Dolores soon joined them—Freya II’s three sisters padding along behind her—and took her seat, sitting, as she always did, with one leg bent beneath her. Freya II bounded over and settled at the base of the chair, her little white muzzle draped over the top of Dolores’s slipper. Steven glanced up from his paper, in mild surprise, when two of the other puppies, having observed their sister, draped themselves in like fashion over his own two feet. The fourth, looking about in dismay, finally clambered up onto Steven’s lap, circled once, and settled in, nose to tail.

They sat like that for a few moments before Steven ventured: “Are there many other goddesses, in Norse mythology? Or is it just Freya up there in Valhalla, with Thor and Odin?

“Oh no, there are others,” Dolores said evenly, not looking up from her writing.

“Who are they, then?”

“Well, there’s Sigyn. She’s like a mother nature or earth goddess. And Zisa, goddess of the harvest.”

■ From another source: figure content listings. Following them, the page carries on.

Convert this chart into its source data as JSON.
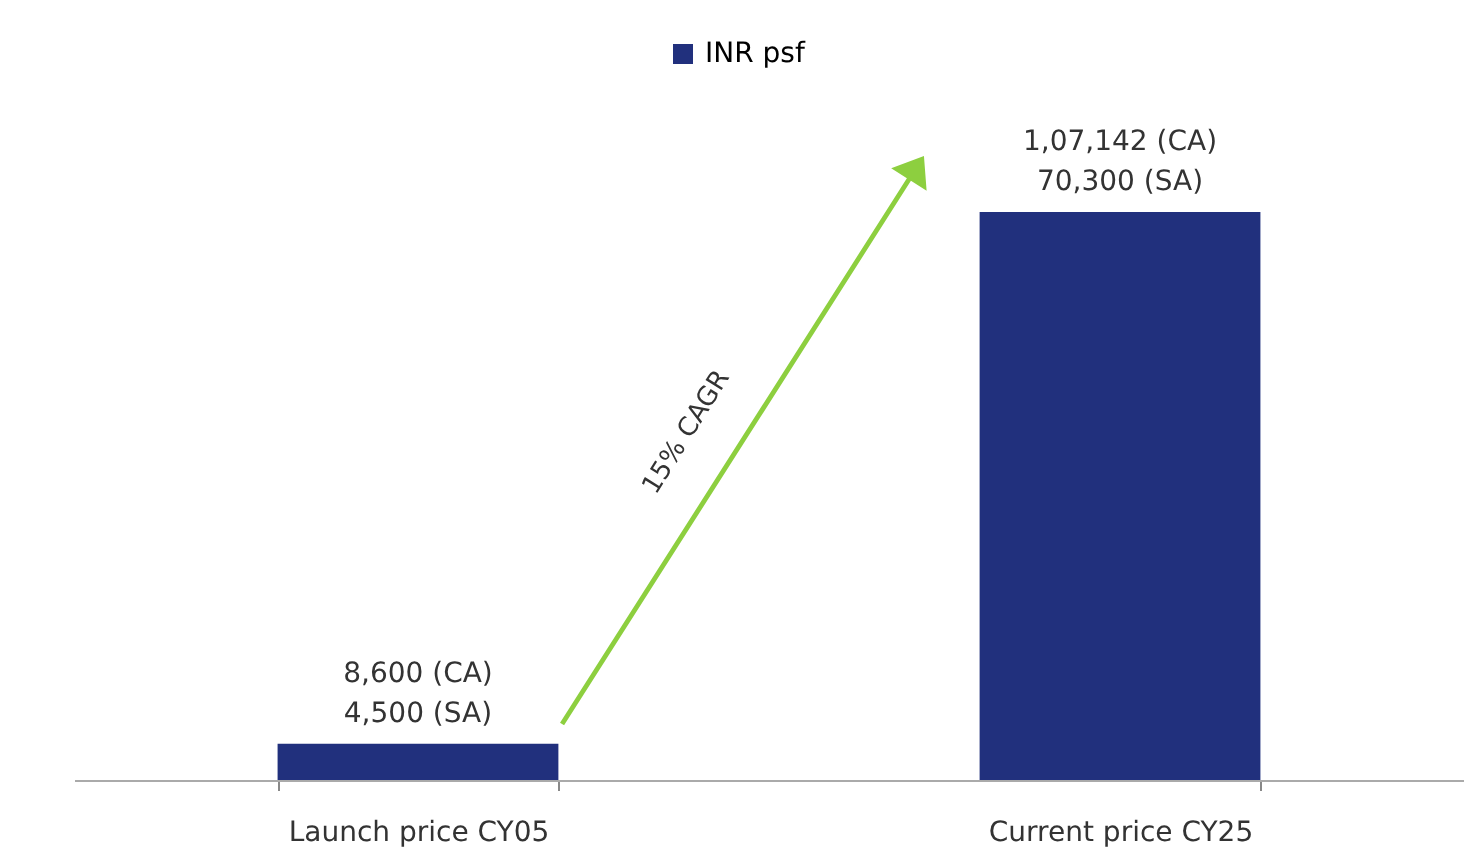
{
  "chart_data": {
    "type": "bar",
    "tick_labels": "x",
    "categories": [
      "Launch price CY05",
      "Current price CY25"
    ],
    "series": [
      {
        "name": "INR psf",
        "color": "#21307d",
        "values": [
          4500,
          70300
        ],
        "value_labels": [
          "8,600 (CA)\n4,500 (SA)",
          "1,07,142 (CA)\n70,300 (SA)"
        ]
      }
    ],
    "annotations": [
      "15% CAGR"
    ],
    "legend": "top",
    "grid": false
  }
}
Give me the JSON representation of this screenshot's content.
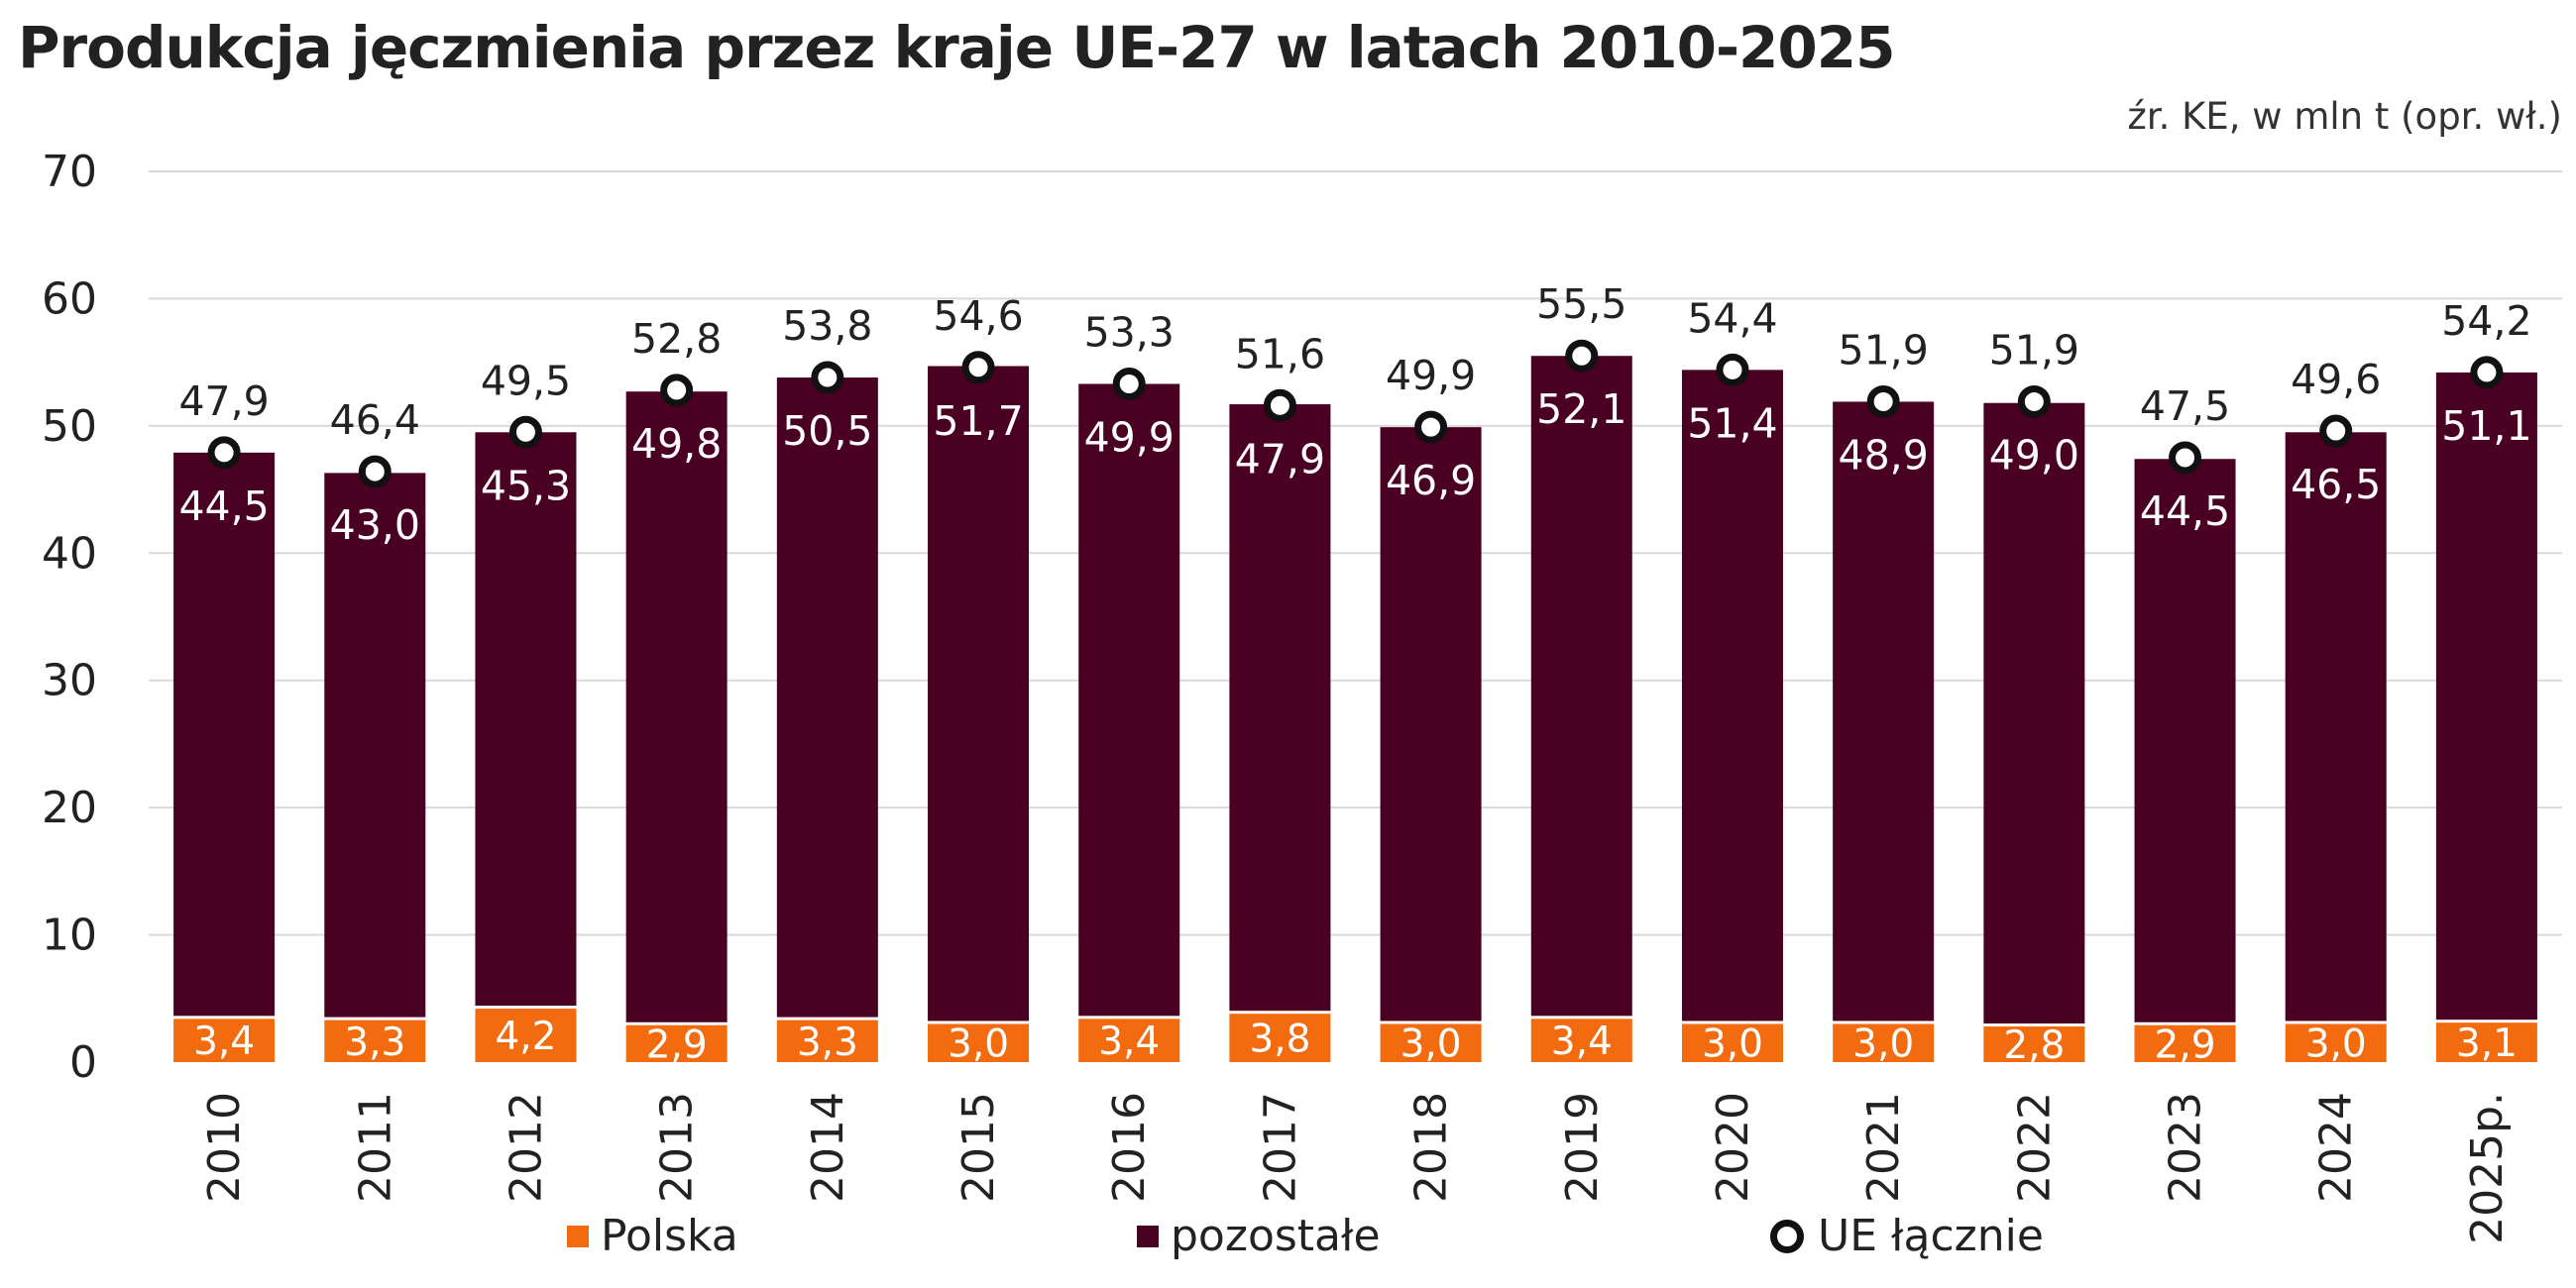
{
  "title": "Produkcja jęczmienia przez kraje UE-27 w latach 2010-2025",
  "source_note": "źr. KE, w mln t (opr. wł.)",
  "colors": {
    "polska": "#f26b0f",
    "pozostale": "#4a0022",
    "grid": "#d9d9d9",
    "marker_stroke": "#111111"
  },
  "legend": {
    "polska": "Polska",
    "pozostale": "pozostałe",
    "total": "UE łącznie"
  },
  "chart_data": {
    "type": "bar",
    "stacked": true,
    "categories": [
      "2010",
      "2011",
      "2012",
      "2013",
      "2014",
      "2015",
      "2016",
      "2017",
      "2018",
      "2019",
      "2020",
      "2021",
      "2022",
      "2023",
      "2024",
      "2025p."
    ],
    "series": [
      {
        "name": "Polska",
        "values": [
          3.4,
          3.3,
          4.2,
          2.9,
          3.3,
          3.0,
          3.4,
          3.8,
          3.0,
          3.4,
          3.0,
          3.0,
          2.8,
          2.9,
          3.0,
          3.1
        ],
        "labels": [
          "3,4",
          "3,3",
          "4,2",
          "2,9",
          "3,3",
          "3,0",
          "3,4",
          "3,8",
          "3,0",
          "3,4",
          "3,0",
          "3,0",
          "2,8",
          "2,9",
          "3,0",
          "3,1"
        ]
      },
      {
        "name": "pozostałe",
        "values": [
          44.5,
          43.0,
          45.3,
          49.8,
          50.5,
          51.7,
          49.9,
          47.9,
          46.9,
          52.1,
          51.4,
          48.9,
          49.0,
          44.5,
          46.5,
          51.1
        ],
        "labels": [
          "44,5",
          "43,0",
          "45,3",
          "49,8",
          "50,5",
          "51,7",
          "49,9",
          "47,9",
          "46,9",
          "52,1",
          "51,4",
          "48,9",
          "49,0",
          "44,5",
          "46,5",
          "51,1"
        ]
      },
      {
        "name": "UE łącznie",
        "type": "scatter",
        "values": [
          47.9,
          46.4,
          49.5,
          52.8,
          53.8,
          54.6,
          53.3,
          51.6,
          49.9,
          55.5,
          54.4,
          51.9,
          51.9,
          47.5,
          49.6,
          54.2
        ],
        "labels": [
          "47,9",
          "46,4",
          "49,5",
          "52,8",
          "53,8",
          "54,6",
          "53,3",
          "51,6",
          "49,9",
          "55,5",
          "54,4",
          "51,9",
          "51,9",
          "47,5",
          "49,6",
          "54,2"
        ]
      }
    ],
    "ylim": [
      0,
      70
    ],
    "yticks": [
      "0",
      "10",
      "20",
      "30",
      "40",
      "50",
      "60",
      "70"
    ],
    "grid": true,
    "legend_position": "bottom"
  }
}
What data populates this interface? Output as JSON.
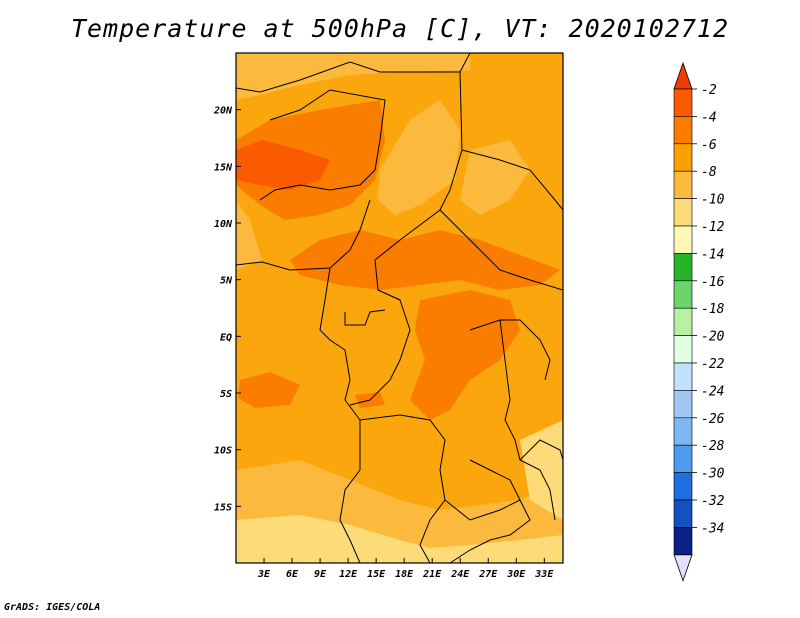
{
  "title": "Temperature at 500hPa [C], VT: 2020102712",
  "credit": "GrADS: IGES/COLA",
  "map": {
    "lon_range": [
      0,
      35
    ],
    "lat_range": [
      -20,
      25
    ],
    "lon_ticks": [
      {
        "lon": 3,
        "label": "3E"
      },
      {
        "lon": 6,
        "label": "6E"
      },
      {
        "lon": 9,
        "label": "9E"
      },
      {
        "lon": 12,
        "label": "12E"
      },
      {
        "lon": 15,
        "label": "15E"
      },
      {
        "lon": 18,
        "label": "18E"
      },
      {
        "lon": 21,
        "label": "21E"
      },
      {
        "lon": 24,
        "label": "24E"
      },
      {
        "lon": 27,
        "label": "27E"
      },
      {
        "lon": 30,
        "label": "30E"
      },
      {
        "lon": 33,
        "label": "33E"
      }
    ],
    "lat_ticks": [
      {
        "lat": 20,
        "label": "20N"
      },
      {
        "lat": 15,
        "label": "15N"
      },
      {
        "lat": 10,
        "label": "10N"
      },
      {
        "lat": 5,
        "label": "5N"
      },
      {
        "lat": 0,
        "label": "EQ"
      },
      {
        "lat": -5,
        "label": "5S"
      },
      {
        "lat": -10,
        "label": "10S"
      },
      {
        "lat": -15,
        "label": "15S"
      }
    ],
    "background_color": "#fba60c"
  },
  "colorbar": {
    "labels": [
      "-2",
      "-4",
      "-6",
      "-8",
      "-10",
      "-12",
      "-14",
      "-16",
      "-18",
      "-20",
      "-22",
      "-24",
      "-26",
      "-28",
      "-30",
      "-32",
      "-34"
    ],
    "colors": [
      "#fa5a00",
      "#fa7d00",
      "#faa000",
      "#fbba3e",
      "#fcdb78",
      "#fff7b5",
      "#28b428",
      "#6ad56a",
      "#b8f0a8",
      "#e1ffe1",
      "#bfe2ff",
      "#a1c8f5",
      "#7db8f3",
      "#4d9cf0",
      "#1d6fe0",
      "#1350c0",
      "#0c1f87"
    ],
    "top_arrow_color": "#f03c00",
    "bottom_arrow_color": "#e1e1ff"
  }
}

Steven flexed his feet, one at a time, still covered with sleeping puppies. “And …?” He set down his paper and picked up the puppy in his lap, as if to inspect her.

Dolores didn’t miss a beat. “And Frigg, of course. Goddess of love and marriage. And destiny, I think.”

“Goddess of destiny, huh?” Steven set the puppy back down and patted it on its head.

“Mmm-hmm.” Dolores glanced up, suppressing a little smile.